Accordingly, there is no risk of short-circuiting accidents, or the like, caused by the displacement of the solderless terminals, so that the reliability of the connector can be further improved.

Furthermore, because the portions of feed holes 11 of the carrier 10 are utilized such that those portions remain in the rear end portions of the solderless terminals 1, portions of the carrier 10 which have been conventionally aborted are reduced. Consequently, productivity can be improved and material cost can be reduced.

It is of course understood that the present invention is not limited to the aforementioned embodiment. The invention can be applied also to crimp contact terminals or can be carried out in any other mode by making a suitable change or modification to the above embodiment.

Ledges 17 may be provided in the rear portion of the bottom walls 12 of the terminal holder 2 so as to abut against the rear end faces of the respective solderless terminals 1 as shown in FIG. 4. This assists in preventing longitudinal displacement of the solderless terminals 1 when the electric wires are pulled in the rearward direction. Consequently, the reliability of the solderless connector can be improved greatly.

Further, as shown in FIG. 5, the fitting portions 18 may be designed to include two portions separated by a gap 19 extending in the direction of the length of the solderless terminals 1. Each of the fitting portions 18 includes an upper guide slope 20 and a lock projection 21. The locking projections engage the rear portions of the solderless terminals 1 so that they do not become upwardly displaced from the terminal holder in the case where the substrate 3 is thin.

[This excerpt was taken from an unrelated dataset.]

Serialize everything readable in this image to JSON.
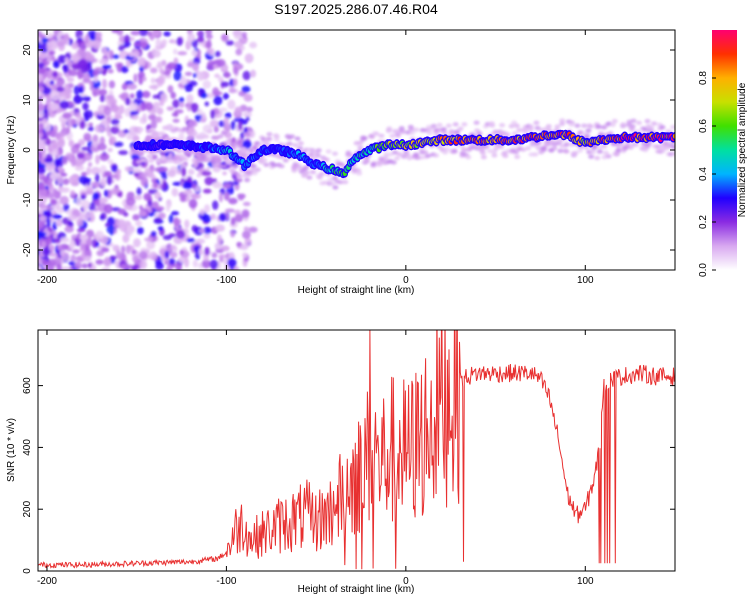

Accordingly, not only the manufacturability is improved but also the solderless terminals 1 can be surely prevented from moving longitudinally, so that the reliability of the solderless connector can be further improved.

Claims

1. A connector, comprising:

a terminal holder having a plurality of terminal accommodating chambers separated by partition walls, said terminal accommodating chambers being defined by said partition walls and bottom walls, said bottom walls each having a fitting portion projecting therefrom; and

a plurality of terminals respectively provided in said terminal accommodating chambers, said terminals each including an opening in a bottom surface thereof which receives therein the respective fitting portion of said terminal holder to prevent said terminal from being withdrawn from said terminal accommodating chamber in a rearward direction of said terminal,

wherein said plurality of terminals are initially secured to each other via a carrier strip, wherein a plurality of said openings function as feed holes for conveyance of said strip, and wherein said terminals are individually severed from said strip with said openings remaining in said terminals.

2. The connector of claim 1, wherein said terminal holder includes a locking projection for each of said terminal accommodating chambers and each of said terminals includes a locking hole in which each said locking projection is received.

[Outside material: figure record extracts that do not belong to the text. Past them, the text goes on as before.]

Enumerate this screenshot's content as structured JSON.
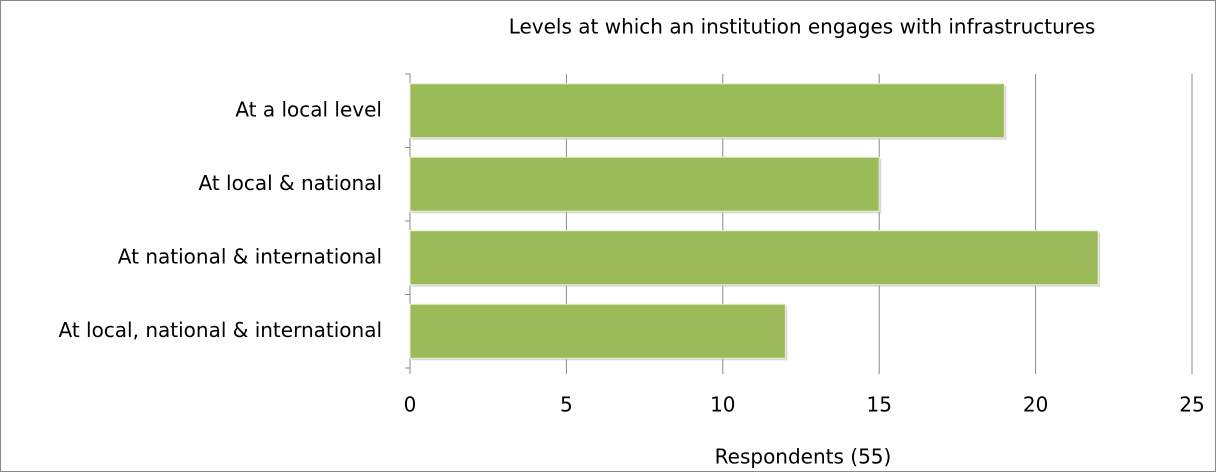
{
  "chart_data": {
    "type": "bar",
    "orientation": "horizontal",
    "title": "Levels at which an institution engages with infrastructures",
    "x_label": "Respondents (55)",
    "categories": [
      "At a local level",
      "At local & national",
      "At national & international",
      "At local, national & international"
    ],
    "values": [
      19,
      15,
      22,
      12
    ],
    "color": "#9bbb59",
    "xlim": [
      0,
      25
    ],
    "xticks": [
      0,
      5,
      10,
      15,
      20,
      25
    ],
    "grid": true
  }
}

3. The connector of claim 2, wherein each said terminal includes a contact portion at which a mating terminal contacts an associated one of said terminals.

4. The connector of claim 3, wherein said locking projection is provided in a base portion of each said terminal defining said contact portion.

5. The connector of claim 1, wherein said terminal holder includes a retaining member for each of said terminal accommodating chambers, said retaining member preventing said terminal from being moved in an upward direction, perpendicular to said rearward direction.

6. The connector of claim 1, wherein said terminal holder further includes a ledge provided at a rear portion of each of said terminal accommodating chambers, wherein a rear end of each of said terminals abuts against an associated one of said ledges to prevent said terminals from being moved in said rearward direction.

7. The connector of claim 1, wherein said fitting portion includes two flexible projections separated by a space, each of said projections including a retaining lip which engages an associated one of said terminals to retain said associated terminal within said terminal accommodating chamber.

8. The connector of claim 7, wherein each of said projections includes an uppermost inclined surface for inserting said projections through an associated one of said openings.